As mentioned previously, ‘heel’ is only meant to be used temporarily. You need a cue that releases your dog and lets it know it’s okay to sniff around.

Some use “go play,” but you can use anything you feel comfortable with.

Training Puppies Loose Leash Walking in Three Steps

Teaching ‘heel’ first is useful in distracting situations.

Young dogs are easily distracted and get stressed in busy environments.

To have the heel cue to fall back on allows you to call your dog back to you and start over.

However, a dog doesn’t need to know ‘heel’ before learning to walk on a loose leash, but it is helpful.

The biggest difference between heeling and walking on a loose leash is that the latter gives the dog the freedom to sniff.

The only rule is that it cannot pull or tug on the least, but other than that, it is up to you how much freedom you allow. 

Here are three steps to teaching your dog to walk on a leash:

1. Keep treats in your pocket so that you can reward them as needed. Let your dog sniff around as long as they are not pulling the leash.

2. If your dog pulls, stop, call your dog back, and place it in a heeling position if you have already taught this cue.

This is where teaching ‘heel’ first becomes convenient.

When the dog stops pulling, you can release it from the heel position and start moving again.
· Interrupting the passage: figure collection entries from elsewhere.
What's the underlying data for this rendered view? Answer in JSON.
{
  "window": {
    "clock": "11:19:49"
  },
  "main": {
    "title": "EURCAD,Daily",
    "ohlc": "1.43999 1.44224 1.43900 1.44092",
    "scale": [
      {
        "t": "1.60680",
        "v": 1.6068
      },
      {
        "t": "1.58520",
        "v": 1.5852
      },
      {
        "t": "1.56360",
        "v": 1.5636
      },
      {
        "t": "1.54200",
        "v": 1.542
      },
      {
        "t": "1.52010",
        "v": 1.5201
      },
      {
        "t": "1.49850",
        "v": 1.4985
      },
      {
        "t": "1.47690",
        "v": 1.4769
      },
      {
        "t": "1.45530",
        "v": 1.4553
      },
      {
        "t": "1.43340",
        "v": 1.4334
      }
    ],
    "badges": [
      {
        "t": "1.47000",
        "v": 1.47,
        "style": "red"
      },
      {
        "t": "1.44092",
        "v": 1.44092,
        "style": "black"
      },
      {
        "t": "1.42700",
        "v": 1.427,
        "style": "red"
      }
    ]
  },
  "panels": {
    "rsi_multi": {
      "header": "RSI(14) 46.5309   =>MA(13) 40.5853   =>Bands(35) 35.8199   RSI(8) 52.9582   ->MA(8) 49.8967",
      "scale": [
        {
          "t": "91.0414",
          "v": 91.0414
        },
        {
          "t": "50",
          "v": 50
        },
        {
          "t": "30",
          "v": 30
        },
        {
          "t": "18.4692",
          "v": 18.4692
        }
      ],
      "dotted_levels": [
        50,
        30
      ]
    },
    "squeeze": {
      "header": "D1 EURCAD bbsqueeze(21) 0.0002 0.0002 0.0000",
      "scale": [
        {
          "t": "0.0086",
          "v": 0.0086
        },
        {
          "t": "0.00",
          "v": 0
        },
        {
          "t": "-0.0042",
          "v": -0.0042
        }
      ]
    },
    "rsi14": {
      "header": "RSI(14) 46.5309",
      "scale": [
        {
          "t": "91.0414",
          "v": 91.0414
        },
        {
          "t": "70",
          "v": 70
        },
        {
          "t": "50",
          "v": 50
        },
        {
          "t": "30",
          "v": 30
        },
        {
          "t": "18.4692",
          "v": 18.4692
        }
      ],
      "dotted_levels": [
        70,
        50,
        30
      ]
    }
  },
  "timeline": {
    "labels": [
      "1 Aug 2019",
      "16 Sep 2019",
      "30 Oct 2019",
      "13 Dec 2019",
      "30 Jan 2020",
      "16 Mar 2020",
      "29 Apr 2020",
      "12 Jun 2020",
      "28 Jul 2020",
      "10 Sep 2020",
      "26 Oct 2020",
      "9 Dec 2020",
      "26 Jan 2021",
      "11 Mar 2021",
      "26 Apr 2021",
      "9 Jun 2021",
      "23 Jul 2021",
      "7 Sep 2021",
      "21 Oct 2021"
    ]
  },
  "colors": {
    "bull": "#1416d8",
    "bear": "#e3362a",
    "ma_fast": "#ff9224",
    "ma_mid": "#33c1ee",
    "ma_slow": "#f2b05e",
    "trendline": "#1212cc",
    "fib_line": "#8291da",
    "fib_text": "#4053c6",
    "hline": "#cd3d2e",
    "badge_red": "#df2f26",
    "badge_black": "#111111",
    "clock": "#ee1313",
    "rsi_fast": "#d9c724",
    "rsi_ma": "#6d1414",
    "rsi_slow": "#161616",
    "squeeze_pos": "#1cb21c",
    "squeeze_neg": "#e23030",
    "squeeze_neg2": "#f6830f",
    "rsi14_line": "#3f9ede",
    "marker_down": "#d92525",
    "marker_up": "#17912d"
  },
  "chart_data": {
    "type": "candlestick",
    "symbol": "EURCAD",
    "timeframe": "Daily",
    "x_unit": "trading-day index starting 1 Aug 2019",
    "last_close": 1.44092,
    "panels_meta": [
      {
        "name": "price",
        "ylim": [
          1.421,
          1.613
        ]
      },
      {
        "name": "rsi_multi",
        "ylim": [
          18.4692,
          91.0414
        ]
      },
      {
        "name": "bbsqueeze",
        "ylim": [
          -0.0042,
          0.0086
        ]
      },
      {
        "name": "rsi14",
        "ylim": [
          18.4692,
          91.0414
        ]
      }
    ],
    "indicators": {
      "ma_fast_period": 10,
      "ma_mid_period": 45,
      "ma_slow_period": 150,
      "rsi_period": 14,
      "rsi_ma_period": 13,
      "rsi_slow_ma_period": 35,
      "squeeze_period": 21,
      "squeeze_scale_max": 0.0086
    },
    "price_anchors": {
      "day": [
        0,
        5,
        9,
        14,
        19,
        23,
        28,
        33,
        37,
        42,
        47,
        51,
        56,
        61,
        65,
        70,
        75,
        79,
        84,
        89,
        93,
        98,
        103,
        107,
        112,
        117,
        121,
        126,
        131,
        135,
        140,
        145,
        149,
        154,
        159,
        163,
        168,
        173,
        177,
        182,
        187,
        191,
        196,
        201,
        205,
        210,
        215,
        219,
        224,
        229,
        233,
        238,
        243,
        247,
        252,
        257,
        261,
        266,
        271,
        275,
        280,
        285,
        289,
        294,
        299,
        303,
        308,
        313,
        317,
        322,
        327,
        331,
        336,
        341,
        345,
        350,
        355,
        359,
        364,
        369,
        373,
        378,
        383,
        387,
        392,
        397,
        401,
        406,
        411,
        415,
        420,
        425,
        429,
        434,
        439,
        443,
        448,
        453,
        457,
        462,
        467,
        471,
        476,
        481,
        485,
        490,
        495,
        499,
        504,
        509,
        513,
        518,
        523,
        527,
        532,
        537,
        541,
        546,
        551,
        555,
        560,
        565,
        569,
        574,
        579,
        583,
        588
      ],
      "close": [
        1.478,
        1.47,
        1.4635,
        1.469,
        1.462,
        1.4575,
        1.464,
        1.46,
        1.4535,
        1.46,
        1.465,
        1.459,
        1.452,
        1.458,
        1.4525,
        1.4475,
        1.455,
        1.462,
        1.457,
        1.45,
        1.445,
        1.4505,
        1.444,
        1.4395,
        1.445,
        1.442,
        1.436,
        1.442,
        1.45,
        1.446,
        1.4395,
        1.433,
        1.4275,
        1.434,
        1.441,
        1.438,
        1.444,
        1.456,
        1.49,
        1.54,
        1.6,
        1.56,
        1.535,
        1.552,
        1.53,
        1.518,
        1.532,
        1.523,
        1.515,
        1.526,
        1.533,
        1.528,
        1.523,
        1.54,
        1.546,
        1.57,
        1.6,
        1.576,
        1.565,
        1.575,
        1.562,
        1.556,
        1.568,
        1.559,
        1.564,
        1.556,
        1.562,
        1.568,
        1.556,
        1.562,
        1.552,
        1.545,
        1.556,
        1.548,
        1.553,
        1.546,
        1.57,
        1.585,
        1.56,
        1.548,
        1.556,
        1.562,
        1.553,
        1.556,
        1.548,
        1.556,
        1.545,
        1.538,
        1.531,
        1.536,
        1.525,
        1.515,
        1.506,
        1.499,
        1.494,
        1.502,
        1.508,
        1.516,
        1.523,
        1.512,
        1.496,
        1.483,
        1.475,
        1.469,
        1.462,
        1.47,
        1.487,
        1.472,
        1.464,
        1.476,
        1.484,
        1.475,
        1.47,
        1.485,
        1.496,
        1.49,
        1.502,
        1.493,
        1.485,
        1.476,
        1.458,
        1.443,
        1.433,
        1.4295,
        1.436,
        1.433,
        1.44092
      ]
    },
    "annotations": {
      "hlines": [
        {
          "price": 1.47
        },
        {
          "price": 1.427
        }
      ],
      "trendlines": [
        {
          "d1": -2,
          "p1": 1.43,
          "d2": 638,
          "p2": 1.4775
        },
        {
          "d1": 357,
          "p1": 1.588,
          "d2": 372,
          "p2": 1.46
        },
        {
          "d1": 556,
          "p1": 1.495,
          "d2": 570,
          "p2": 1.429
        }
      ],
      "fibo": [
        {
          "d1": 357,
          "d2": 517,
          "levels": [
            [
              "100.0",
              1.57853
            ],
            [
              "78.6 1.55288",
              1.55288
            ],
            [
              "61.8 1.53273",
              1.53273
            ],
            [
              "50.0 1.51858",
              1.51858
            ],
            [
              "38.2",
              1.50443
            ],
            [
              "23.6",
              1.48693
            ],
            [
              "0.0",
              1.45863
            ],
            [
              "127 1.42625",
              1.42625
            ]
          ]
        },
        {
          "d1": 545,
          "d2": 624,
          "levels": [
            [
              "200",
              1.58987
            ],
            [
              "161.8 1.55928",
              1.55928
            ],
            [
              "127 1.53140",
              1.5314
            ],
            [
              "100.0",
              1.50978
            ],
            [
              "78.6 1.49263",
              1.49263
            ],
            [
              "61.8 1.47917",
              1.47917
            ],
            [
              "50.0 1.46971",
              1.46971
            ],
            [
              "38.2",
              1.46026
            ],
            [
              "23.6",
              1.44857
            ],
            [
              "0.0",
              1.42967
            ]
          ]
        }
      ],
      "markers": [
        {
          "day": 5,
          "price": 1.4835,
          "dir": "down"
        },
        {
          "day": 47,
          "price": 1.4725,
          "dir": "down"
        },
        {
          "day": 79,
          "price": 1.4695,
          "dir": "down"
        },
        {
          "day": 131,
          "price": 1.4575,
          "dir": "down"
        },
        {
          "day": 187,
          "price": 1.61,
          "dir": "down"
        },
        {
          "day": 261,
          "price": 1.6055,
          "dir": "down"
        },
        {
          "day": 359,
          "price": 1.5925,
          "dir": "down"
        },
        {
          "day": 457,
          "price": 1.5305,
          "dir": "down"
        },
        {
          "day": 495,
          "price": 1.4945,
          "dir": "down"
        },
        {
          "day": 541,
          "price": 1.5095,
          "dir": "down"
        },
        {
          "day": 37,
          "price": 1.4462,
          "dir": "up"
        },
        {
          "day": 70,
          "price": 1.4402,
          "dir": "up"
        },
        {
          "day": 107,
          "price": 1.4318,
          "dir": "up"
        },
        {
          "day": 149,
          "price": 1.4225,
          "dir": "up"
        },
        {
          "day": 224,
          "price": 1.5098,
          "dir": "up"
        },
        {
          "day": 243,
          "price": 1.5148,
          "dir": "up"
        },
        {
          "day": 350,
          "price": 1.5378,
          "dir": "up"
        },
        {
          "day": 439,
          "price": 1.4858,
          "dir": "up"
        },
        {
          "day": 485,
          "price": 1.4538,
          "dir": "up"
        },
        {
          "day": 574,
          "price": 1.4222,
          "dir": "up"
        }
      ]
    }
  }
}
If you still haven’t worked on this cue, just make it a habit to stop moving as soon as your dog pulls.

The goal is for the dog to understand that if there is pulling—you stop.

3. For leash-reactive dogs or dogs that get too excited, you can also try to turn around and walk away from the trigger as soon as the dog starts pulling.

Dogs are highly intelligent, and by stopping or turning around when a dog pulls, they will soon realize that the only way to move forward is to walk with a slack leash.

Being Patient is Essential

Take it slow in the beginning and limit training to a few minutes per day. It is a process, and the hardest part for many dog owners is to be patient.

When you feel yourself or your dog getting frustrated—take a break and revisit training later on.

Final Words

Teaching a puppy to walk on a leash can be challenging. But, it can also be fun if you approach it with the right attitude!

Use this guide to get started once your puppy moves in, and adapt the methods to work for you and your dog.

Positive reinforcement training will help strengthen your bond and initiate the process of making you a team.

The work and effort you put in now will pay off by the time your dog is an adult. 

You hopefully have many long walks and exciting outdoor adventures with your best fur friend ahead of you.

Leash training is key to making it safe and enjoyable for everyone.